Claire Sadowniczak

Type of Porphyria

Acute Intermittent Porphyria (AIP)

Claire Sadowniczak of Orlando, Florida, is a member of the APF. She keeps the group encouraged and laughing. Her stories about her turtle Alamo are sheer delight and lessons in tenacity for all of us.

My mother and I have AIP; I started attacks at age 11. One thing that gives me great pleasure is rescuing a wild animal, nursing it back to health and releasing it back into the wild. One rescued 5" brown and black Florida mud turtle left me a present, an egg. It hatched on a freezing day, so I couldn't release it. The black hatchling was smaller than a dime, the shell still soft when I picked her up. I carried her in the palm of my hand as I was preparing a tank of gravel with a plastic sour cream lid as her "pond". We went to the pet store to try to find food small enough for her. They said I'd never keep her alive and she's now 11 years old. When I finally put her into her tank, she ran to the front glass begging me to pick her up again. She ignored my screaming Pomeranian who was jumping up and down in front of her tank. I named her Alamo for her courage in the face of danger.

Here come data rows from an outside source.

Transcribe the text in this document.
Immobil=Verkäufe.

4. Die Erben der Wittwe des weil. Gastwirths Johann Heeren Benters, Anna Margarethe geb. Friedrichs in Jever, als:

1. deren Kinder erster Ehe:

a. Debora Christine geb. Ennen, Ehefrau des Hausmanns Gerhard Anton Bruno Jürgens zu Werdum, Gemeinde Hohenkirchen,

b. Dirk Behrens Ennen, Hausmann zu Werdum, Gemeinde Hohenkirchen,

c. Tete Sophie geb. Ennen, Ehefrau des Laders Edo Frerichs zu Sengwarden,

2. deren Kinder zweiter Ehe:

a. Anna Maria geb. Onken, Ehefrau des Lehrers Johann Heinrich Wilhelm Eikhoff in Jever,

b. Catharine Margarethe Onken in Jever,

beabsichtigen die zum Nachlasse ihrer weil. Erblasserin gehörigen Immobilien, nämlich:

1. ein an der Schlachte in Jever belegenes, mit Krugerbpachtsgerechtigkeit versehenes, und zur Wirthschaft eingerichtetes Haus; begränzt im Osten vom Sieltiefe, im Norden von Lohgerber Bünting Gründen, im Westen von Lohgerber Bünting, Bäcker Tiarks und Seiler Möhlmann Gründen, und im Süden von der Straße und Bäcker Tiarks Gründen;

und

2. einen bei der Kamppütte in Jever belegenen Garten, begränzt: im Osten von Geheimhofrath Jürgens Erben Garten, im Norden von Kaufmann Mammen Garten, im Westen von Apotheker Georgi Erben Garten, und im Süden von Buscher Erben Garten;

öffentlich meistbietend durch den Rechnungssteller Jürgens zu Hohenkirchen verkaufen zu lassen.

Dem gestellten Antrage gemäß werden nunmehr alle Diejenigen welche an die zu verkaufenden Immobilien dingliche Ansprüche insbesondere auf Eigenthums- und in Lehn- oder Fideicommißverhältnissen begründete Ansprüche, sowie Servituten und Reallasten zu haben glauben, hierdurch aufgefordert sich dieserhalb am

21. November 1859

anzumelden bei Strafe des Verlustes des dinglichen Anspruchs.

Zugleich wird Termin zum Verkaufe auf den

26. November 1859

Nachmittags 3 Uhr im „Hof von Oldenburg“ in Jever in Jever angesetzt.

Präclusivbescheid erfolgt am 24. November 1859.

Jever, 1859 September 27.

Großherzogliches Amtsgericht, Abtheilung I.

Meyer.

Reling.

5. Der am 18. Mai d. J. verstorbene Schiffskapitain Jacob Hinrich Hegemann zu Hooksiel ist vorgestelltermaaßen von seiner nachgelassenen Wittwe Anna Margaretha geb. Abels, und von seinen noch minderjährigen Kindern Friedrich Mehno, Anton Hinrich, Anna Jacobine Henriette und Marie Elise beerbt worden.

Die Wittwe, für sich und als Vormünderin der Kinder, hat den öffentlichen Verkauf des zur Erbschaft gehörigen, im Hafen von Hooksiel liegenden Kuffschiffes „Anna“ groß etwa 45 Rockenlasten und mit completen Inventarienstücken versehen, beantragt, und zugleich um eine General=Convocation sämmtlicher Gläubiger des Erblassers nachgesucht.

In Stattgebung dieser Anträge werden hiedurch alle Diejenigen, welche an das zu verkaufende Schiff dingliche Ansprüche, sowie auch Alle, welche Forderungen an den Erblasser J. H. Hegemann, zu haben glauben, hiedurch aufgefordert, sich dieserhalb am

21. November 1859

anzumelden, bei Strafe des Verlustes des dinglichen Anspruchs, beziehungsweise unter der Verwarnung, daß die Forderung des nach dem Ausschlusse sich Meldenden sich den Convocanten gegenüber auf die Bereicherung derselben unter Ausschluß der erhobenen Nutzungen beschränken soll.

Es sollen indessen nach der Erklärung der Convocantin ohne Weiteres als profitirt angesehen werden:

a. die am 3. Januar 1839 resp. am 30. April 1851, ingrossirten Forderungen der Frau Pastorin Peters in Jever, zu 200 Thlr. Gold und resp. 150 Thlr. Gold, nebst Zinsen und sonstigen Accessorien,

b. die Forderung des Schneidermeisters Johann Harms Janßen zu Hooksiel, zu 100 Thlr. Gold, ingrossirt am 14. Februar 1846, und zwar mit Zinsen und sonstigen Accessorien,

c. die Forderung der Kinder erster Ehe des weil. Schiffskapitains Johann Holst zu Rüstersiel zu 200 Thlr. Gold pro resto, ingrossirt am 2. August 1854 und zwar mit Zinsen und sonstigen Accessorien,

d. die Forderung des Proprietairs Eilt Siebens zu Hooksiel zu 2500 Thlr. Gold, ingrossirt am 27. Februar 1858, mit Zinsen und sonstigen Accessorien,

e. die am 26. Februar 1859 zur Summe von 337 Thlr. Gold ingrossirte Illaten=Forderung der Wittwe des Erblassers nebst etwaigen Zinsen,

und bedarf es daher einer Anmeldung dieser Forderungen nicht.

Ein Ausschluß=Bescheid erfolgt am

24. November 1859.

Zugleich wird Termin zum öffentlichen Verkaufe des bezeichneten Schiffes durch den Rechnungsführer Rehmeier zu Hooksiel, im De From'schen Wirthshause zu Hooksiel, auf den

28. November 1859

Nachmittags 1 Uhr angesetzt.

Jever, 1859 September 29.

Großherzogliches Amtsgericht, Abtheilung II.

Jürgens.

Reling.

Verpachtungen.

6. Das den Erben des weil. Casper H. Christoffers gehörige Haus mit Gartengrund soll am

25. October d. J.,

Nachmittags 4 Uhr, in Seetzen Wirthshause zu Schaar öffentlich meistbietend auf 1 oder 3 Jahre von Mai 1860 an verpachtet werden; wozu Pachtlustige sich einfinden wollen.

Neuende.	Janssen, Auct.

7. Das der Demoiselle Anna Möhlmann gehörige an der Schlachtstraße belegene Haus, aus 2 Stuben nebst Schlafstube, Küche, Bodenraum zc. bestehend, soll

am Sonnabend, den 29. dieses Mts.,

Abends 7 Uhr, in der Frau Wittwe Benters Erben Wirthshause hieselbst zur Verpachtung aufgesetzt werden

Water turtles do not have salivary glands or pulmonary muscles to swallow air to breathe. After being out of the water awhile, her mouth dries out and her beak "squeaks". When this occurs, I put her back into her pond. Once I picked her out of her pond and put her on hubby's lap, so I could clean her tank. She doesn't like him so she began squeaking her beak when I left the room, begging to get off his lap!

She potty-trained herself, too. I kept a towel on my lap when I held her. She realized that I didn't like her mess and hasn't had an accident since she was six months old. She just squeaks her beak to ask to go back into her tank.

I feed her with a plastic spoon. Since she is in the snapping turtle family, I didn't want her to associate fingers with food. She'll swallow anything presented on a spoon, including medicine and will follow a spoon anywhere! She also loves TV and gets very involved. If a car explodes on a show, she'll open her mouth at the TV.

Once she had a respiratory infection; turtles can catch colds from people. The vet told me to add a heater and thermometer to her tank to keep the water at 80 degrees. She did not like either, popping the heater off its rubber suction cups and bashing it and the thermometer against the rocks till I removed them. It is HER home after all.

Alamo enjoys being an only child and will attack a mirror until it is removed. Although the breed is supposed to be "vicious", she is a sweety with me. She once saw a piece of shiny fuzz on my sweater that she wanted to eat. She very gently tried to get it with the side of her mouth so she would not accidentally bite me through the sweater.

I carry her around under the hem of my T-shirt or in a pocket for hours, and her little head comes out like a periscope to look around. She sits on my lap in the car. In the vet's office, Alamo watches the other animals from my lap and feels quite safe and content. I put her on the grass in the back yard for exercise, and she runs straight back to me. Definitely a lap turtle!

Alamo's Mother, Claire Sadowniczak
Prior to my diagnosis of Acute Intermittent Porphyria, I underwent abdominal surgery with sodium pentothal, went into cardiac arrest and a three month major porphyria attack. Therefore, when I learned that I needed gallbladder surgery, I was very nervous.

I found a general surgeon, Dr. Cesar Cabascango, who is not only familiar with porphyria, but I was his fifth patient with porphyria. Normally, with the laproscopic gallbladder procedure, you have surgery the same day as admission and go home the following morning. Because of my porphyria, Dr. Cabascango had me admitted the day before surgery, opened a central line with three ports in my chest, and infused large doses of dextrose. He continued to infuse dextrose during surgery and for an additional two and a half days in the hospital after surgery. By faxing information on porphyria to my insurance company, he even got them to approve the additional stay in the hospital. I did not suffer a porphyria attack whatsoever.

The surgery was performed at Florida Hospital Orlando. The Assistant Director of Anesthesiology handled my case personally, and brought me through the procedure with no problems. Everyone at the hospital researched porphyria, read the brochures from the American Porphyria Foundation that I provided, questioned me about it, and treated me with such special care that it was my most positive hospital experience ever.

Many people with porphyria have horror stories about past medical care, including myself, but things are improving and the brochures provided by the American Porphyria Foundation are a great benefit when distributed to health care professionals.